Are you certain about that? I do not have cryptfs (and the cryptroot
script below) installed, but I think very little is hardwired into
Debian's mkinitramfs-generated initrd images.

> So when trying to reboot the PC from the new hard disk, it doesn't find
> the root filesystem.  The failing script is /scripts/local-top/cryptroot
> (/scripts/local-top template can be found in /etc/initramfs).

Can you try passing (adding or changing) "root=THENEWROOT" from your
bootloader?

If that works, you'll need to change your boot loader's configuration.
In a default squeeze install, that's in /etc/default/grub and
/etc/grub.d . Then run 'update-grub'.

> 
> So it seems that I need somehow to recreate the initrd.img's contents.
> 
> I may have missed also other things.
> 
> Questions:
> 1. How to recreate initrd.img's appropriate for the new hard disk?

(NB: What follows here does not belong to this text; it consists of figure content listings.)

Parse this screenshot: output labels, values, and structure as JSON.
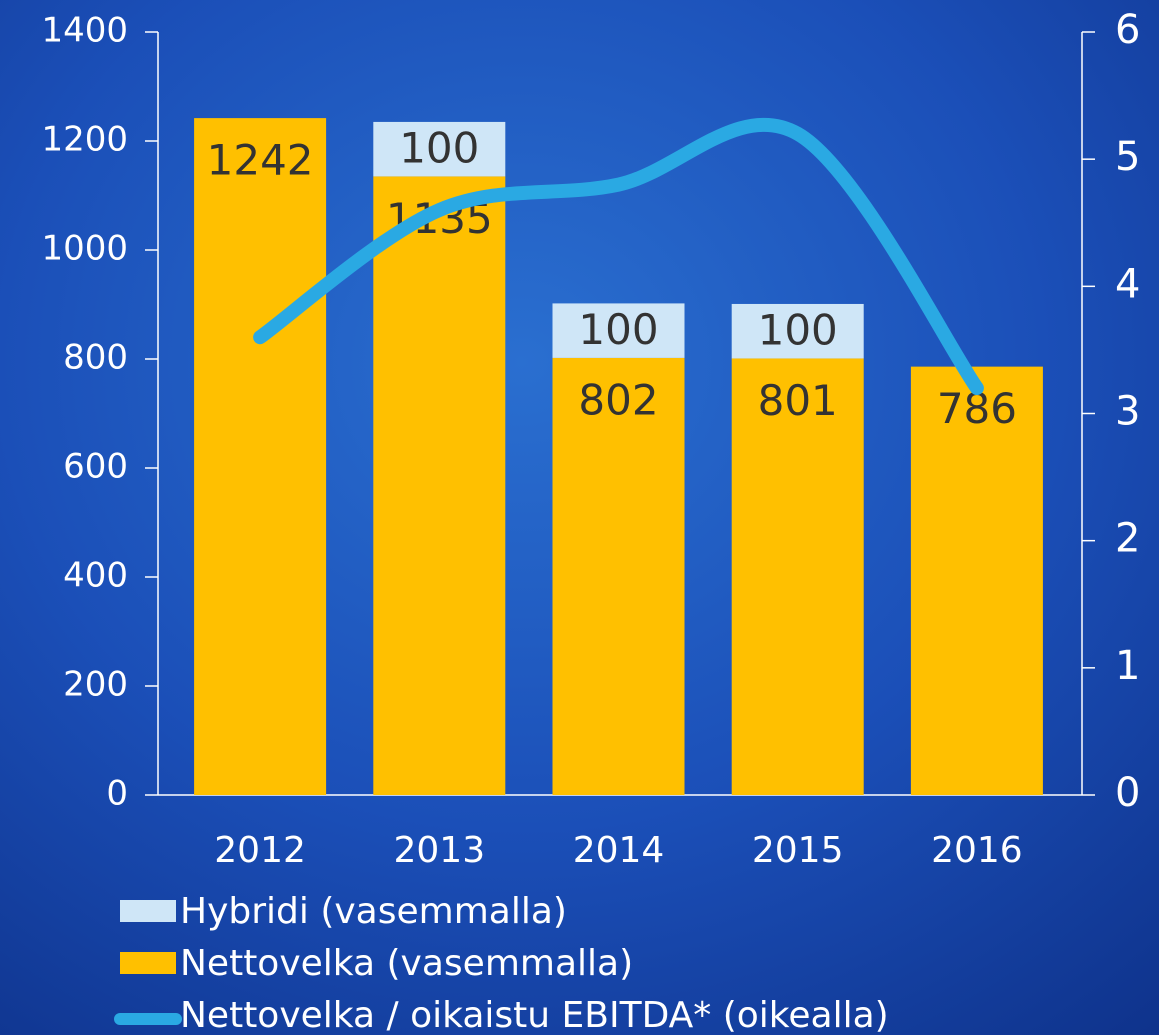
{
  "chart_data": {
    "type": "bar",
    "stacked": true,
    "categories": [
      "2012",
      "2013",
      "2014",
      "2015",
      "2016"
    ],
    "series": [
      {
        "name": "Hybridi (vasemmalla)",
        "color": "#cfe6f7",
        "values": [
          null,
          100,
          100,
          100,
          null
        ]
      },
      {
        "name": "Nettovelka (vasemmalla)",
        "color": "#ffc000",
        "values": [
          1242,
          1135,
          802,
          801,
          786
        ]
      },
      {
        "name": "Nettovelka / oikaistu EBITDA* (oikealla)",
        "type": "line",
        "axis": "y2",
        "color": "#2aa9e3",
        "values": [
          3.6,
          4.6,
          4.8,
          5.2,
          3.2
        ]
      }
    ],
    "ylim": [
      0,
      1400
    ],
    "yticks": [
      0,
      200,
      400,
      600,
      800,
      1000,
      1200,
      1400
    ],
    "y2lim": [
      0,
      6
    ],
    "y2ticks": [
      0,
      1,
      2,
      3,
      4,
      5,
      6
    ]
  }
}
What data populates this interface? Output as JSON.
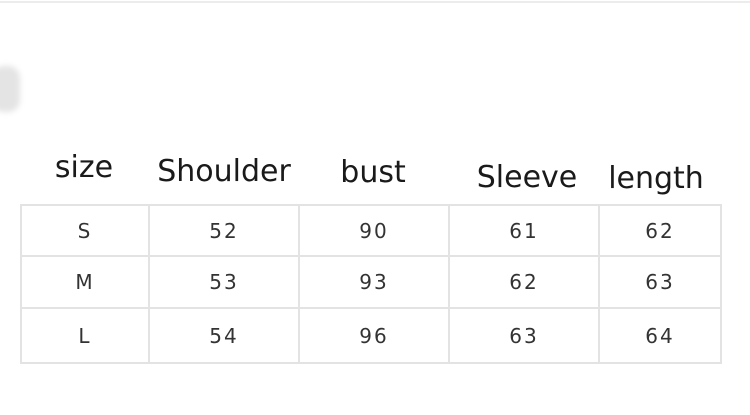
{
  "headers": [
    "size",
    "Shoulder",
    "bust",
    "Sleeve",
    "length"
  ],
  "rows": [
    [
      "S",
      "52",
      "90",
      "61",
      "62"
    ],
    [
      "M",
      "53",
      "93",
      "62",
      "63"
    ],
    [
      "L",
      "54",
      "96",
      "63",
      "64"
    ]
  ]
}
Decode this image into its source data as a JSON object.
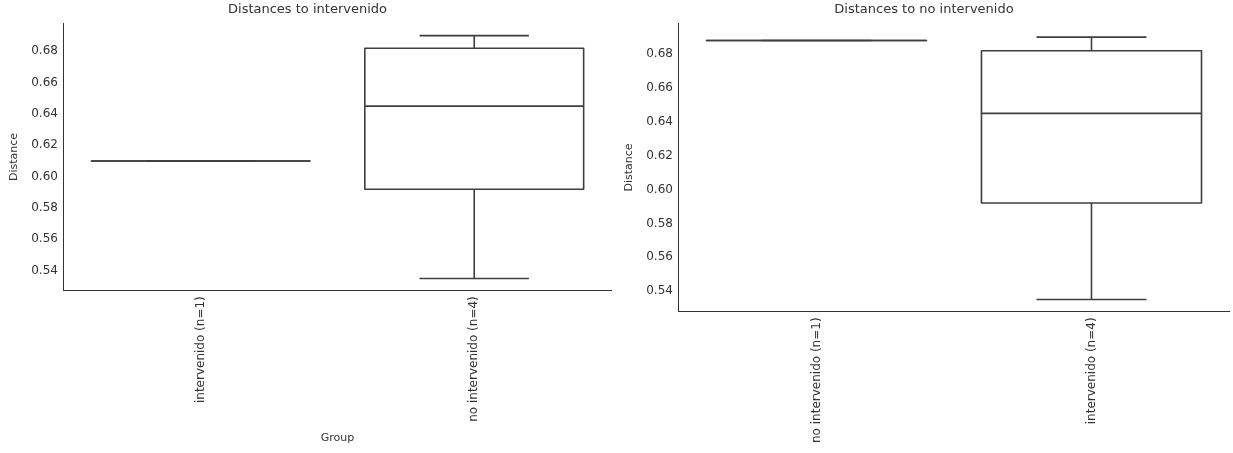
{
  "chart_data": [
    {
      "type": "box",
      "title": "Distances to intervenido",
      "xlabel": "Group",
      "ylabel": "Distance",
      "categories": [
        "intervenido (n=1)",
        "no intervenido (n=4)"
      ],
      "colors": [
        "#3f3f3f",
        "#ffffff"
      ],
      "boxes": [
        {
          "low": 0.61,
          "q1": 0.61,
          "median": 0.61,
          "q3": 0.61,
          "high": 0.61
        },
        {
          "low": 0.535,
          "q1": 0.592,
          "median": 0.645,
          "q3": 0.682,
          "high": 0.69
        }
      ],
      "ylim": [
        0.5275,
        0.6977
      ],
      "yticks": [
        0.54,
        0.56,
        0.58,
        {
          "value": 0.6,
          "label": "0.60"
        },
        0.62,
        0.64,
        0.66,
        0.68
      ],
      "grid": false,
      "legend": false
    },
    {
      "type": "box",
      "title": "Distances to no intervenido",
      "ylabel": "Distance",
      "categories": [
        "no intervenido (n=1)",
        "intervenido (n=4)"
      ],
      "colors": [
        "#3f3f3f",
        "#ffffff"
      ],
      "boxes": [
        {
          "low": 0.688,
          "q1": 0.688,
          "median": 0.688,
          "q3": 0.688,
          "high": 0.688
        },
        {
          "low": 0.535,
          "q1": 0.592,
          "median": 0.645,
          "q3": 0.682,
          "high": 0.69
        }
      ],
      "ylim": [
        0.528,
        0.698
      ],
      "yticks": [
        0.54,
        0.56,
        0.58,
        {
          "value": 0.6,
          "label": "0.60"
        },
        0.62,
        0.64,
        0.66,
        0.68
      ],
      "grid": false,
      "legend": false
    }
  ]
}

Not sure how to do this from the old disk, but once you manage to boot
to the new disk (e.g. using some rescue CD or whatever), you should be
able to use mkinitramfs without special options - hopefully it will
detect the changes etc by itself.

Note that I have no experience with cryptfs and related stuff.

> 2. Is there any guide about migrating a Debian Squeeze system inside an
> encrypted LVM partition from one hard disk to another hard disk?

No idea.

> 
> In conclusion: I am dismayed at the fact that migrating Linux systems,
> which used to be a simple affair (like MS-DOS), is now complicated (like
> versions of MS-Windows after Windows 95).

That's not a fair comparison - you decided to do some non-trivial changes
to your disk layout, and that's not mere "migrating". That said, I agree
that in the process of making the boot process more robust, distributions
(Debian included) made it also more complex. One thing I noticed, which
might or might not be relevant here, is that in certain cases the boot
loader identifies filesystems with their UUID, which is not copied by
most people when copying a disk. So now if something changes your
/dev/sda2 to /dev/hda2 or vice versa, you'll still boot, unlike in the
past, but copying root elsewhere will also require updating the boot
loader unless you made sure you also copied the UUID.